Monday, October 27, 2014

Testing A11y in Plasma 5

I made the jump on all available computers, and am now running Plasma5 on the foundation of Kubuntu 14.10 everywhere. Once the upgrade work was done, I filed a few bugs, and then wanted to test accessibility (often abbreviated a11y), since Qt5 has a11y built-in.

Jpwhiting in #kde-accessibility found Frederik's blog: http://blogs.fsfe.org/gladhorn/, where I found that the key was setting up the environment to expose KDE software to the mostly-GNOME a11y applications. For now this must be done via the commandline:

gsettings set org.gnome.desktop.a11y.applications screen-reader-enabled true

It is a work-around, but it works!

Once orca is installed, and the environment is set up, you will hear each letter as you type, and when you open menus, they are read aloud. I understand it will read IRC channels aloud, but I don't want this! Some people use this method to study while they do something else, which sounds cool.
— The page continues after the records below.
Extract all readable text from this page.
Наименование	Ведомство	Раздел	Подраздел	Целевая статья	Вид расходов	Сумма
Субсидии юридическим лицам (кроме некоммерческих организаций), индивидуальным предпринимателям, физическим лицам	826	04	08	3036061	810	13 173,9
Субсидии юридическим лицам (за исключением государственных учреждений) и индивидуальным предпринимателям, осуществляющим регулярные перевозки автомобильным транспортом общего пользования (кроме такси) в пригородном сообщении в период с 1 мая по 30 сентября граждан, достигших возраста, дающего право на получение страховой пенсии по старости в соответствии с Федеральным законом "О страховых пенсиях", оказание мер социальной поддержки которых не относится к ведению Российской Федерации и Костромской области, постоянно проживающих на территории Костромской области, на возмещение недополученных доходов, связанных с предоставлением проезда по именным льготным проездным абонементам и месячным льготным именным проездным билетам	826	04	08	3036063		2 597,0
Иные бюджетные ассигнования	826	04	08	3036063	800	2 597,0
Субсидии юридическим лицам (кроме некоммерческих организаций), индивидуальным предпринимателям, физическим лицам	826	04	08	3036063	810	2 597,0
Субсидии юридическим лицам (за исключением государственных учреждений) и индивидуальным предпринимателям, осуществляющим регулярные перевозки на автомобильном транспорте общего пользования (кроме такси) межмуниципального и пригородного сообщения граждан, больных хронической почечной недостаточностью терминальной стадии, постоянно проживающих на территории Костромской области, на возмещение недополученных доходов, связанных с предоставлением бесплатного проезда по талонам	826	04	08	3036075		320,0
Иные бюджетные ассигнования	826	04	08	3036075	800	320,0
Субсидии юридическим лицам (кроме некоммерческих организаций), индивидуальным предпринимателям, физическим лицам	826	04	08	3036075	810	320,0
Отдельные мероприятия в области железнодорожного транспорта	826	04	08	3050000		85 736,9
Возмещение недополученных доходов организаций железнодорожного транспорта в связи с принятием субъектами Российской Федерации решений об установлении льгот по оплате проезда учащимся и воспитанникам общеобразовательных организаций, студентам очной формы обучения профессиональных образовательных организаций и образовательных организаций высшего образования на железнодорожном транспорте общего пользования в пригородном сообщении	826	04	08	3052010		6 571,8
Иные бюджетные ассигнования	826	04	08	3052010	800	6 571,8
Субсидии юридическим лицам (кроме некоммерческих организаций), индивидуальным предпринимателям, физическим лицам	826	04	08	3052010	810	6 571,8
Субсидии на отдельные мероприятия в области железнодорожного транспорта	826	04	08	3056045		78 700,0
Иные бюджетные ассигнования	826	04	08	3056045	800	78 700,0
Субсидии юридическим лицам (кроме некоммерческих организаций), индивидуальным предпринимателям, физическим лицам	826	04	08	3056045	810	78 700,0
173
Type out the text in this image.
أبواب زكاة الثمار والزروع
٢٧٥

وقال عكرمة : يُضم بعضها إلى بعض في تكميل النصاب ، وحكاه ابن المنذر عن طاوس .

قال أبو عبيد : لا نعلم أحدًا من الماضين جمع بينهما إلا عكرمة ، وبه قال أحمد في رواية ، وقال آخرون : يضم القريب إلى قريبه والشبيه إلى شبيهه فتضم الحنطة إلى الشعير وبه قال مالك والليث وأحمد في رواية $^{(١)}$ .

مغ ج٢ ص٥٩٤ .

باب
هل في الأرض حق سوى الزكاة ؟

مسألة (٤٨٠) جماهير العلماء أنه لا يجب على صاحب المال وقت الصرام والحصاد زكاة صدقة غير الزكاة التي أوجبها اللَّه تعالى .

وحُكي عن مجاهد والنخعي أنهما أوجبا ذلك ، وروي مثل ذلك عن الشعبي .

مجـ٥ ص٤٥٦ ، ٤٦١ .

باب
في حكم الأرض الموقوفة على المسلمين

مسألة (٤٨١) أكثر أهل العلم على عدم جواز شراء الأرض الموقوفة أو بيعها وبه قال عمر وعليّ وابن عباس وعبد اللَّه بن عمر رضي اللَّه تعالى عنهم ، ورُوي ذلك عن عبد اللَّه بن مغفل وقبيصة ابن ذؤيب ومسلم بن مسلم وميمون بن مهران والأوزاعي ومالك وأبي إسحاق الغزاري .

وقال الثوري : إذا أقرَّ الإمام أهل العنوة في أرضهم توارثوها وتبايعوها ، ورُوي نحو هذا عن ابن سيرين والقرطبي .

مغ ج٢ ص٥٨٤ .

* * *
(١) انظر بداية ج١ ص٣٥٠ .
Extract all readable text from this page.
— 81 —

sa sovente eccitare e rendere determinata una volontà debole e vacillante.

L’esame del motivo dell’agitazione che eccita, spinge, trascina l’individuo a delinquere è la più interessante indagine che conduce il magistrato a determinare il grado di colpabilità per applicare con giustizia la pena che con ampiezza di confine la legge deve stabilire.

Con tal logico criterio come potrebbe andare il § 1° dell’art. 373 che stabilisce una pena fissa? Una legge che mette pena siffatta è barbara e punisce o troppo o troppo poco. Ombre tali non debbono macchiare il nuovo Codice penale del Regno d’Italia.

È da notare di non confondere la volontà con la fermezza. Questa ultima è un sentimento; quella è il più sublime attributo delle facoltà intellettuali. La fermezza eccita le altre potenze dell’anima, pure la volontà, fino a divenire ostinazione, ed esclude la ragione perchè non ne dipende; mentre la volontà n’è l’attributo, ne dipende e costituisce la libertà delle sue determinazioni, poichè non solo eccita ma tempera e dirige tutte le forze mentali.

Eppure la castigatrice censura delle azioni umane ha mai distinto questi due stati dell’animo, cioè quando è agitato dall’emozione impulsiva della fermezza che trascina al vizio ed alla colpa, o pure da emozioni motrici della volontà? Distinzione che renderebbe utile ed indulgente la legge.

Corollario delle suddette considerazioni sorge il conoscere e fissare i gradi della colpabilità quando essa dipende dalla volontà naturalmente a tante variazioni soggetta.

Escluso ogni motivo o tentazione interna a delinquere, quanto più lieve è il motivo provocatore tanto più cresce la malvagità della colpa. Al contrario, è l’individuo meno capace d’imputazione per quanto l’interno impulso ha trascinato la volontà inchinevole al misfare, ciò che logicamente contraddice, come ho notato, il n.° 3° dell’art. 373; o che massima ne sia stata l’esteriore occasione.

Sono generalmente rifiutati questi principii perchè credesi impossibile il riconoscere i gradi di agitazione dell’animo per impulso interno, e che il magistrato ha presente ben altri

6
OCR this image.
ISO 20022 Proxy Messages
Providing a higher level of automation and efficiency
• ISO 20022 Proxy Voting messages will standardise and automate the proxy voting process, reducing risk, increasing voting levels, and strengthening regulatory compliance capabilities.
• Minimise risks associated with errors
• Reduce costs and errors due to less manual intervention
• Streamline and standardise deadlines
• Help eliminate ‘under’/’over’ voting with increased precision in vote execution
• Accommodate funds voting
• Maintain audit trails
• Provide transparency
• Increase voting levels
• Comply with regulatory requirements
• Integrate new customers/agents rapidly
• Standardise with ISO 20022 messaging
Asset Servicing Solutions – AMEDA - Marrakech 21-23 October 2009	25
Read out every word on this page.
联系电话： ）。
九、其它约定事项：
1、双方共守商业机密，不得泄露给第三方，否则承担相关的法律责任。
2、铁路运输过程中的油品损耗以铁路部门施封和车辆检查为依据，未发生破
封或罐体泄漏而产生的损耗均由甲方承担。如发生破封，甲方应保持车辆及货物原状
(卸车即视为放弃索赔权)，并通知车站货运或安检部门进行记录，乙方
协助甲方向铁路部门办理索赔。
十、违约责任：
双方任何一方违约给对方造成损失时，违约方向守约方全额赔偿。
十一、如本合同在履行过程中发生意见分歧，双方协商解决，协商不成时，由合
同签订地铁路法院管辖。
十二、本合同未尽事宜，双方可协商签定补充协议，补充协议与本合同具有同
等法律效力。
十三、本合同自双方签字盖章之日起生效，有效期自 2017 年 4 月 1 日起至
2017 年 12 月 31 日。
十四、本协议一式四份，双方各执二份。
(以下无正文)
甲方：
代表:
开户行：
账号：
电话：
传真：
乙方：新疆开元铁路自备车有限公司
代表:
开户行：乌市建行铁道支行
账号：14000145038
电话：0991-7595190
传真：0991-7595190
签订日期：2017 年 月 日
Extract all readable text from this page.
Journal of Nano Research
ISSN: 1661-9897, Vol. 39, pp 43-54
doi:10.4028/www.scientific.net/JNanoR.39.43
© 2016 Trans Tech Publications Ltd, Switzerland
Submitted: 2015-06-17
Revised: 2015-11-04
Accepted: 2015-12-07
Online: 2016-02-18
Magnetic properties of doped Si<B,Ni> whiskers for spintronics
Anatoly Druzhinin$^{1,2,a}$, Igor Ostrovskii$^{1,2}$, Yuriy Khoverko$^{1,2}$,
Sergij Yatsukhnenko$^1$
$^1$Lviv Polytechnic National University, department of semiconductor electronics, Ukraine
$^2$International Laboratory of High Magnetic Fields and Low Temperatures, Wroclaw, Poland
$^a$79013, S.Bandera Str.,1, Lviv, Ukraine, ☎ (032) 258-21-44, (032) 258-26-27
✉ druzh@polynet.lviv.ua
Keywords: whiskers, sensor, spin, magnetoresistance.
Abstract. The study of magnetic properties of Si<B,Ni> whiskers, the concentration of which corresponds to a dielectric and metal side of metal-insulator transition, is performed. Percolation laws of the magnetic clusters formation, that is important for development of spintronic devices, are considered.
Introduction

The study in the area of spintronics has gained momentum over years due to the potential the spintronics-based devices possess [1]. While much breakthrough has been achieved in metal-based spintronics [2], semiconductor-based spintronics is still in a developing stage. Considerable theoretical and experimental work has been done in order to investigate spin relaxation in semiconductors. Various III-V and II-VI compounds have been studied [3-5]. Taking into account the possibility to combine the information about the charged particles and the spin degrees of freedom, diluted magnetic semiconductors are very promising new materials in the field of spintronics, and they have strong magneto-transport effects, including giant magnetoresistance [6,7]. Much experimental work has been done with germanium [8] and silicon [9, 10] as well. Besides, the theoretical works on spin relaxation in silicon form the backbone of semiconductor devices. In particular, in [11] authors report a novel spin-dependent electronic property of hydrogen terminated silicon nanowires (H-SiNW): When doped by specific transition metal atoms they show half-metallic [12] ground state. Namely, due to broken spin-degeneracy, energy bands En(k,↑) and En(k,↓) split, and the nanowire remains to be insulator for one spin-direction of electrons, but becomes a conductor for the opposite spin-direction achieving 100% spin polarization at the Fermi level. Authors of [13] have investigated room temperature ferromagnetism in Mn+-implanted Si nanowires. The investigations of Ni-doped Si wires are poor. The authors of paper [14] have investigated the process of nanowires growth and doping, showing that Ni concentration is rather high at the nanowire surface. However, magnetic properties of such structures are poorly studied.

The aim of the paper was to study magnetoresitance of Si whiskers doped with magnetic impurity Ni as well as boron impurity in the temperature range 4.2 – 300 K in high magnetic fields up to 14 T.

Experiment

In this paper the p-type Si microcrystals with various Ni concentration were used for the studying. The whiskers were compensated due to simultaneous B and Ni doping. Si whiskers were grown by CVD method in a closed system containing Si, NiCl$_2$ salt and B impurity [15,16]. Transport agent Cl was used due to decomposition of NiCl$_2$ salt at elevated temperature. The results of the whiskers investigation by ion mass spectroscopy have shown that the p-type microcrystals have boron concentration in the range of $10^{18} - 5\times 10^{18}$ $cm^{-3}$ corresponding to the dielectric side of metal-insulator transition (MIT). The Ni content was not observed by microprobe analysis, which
KDE developers, please test your ported code for accessibility. If you don't have time, please ask for testers to file bugs.

Distro testers, please test your install screens and upgrade paths for, at the very least, successful screen reading. There is really is now no excuse to keep blind users from using our wonderful software.

Qt 5 is accessible! Are we using it to serve our blind users?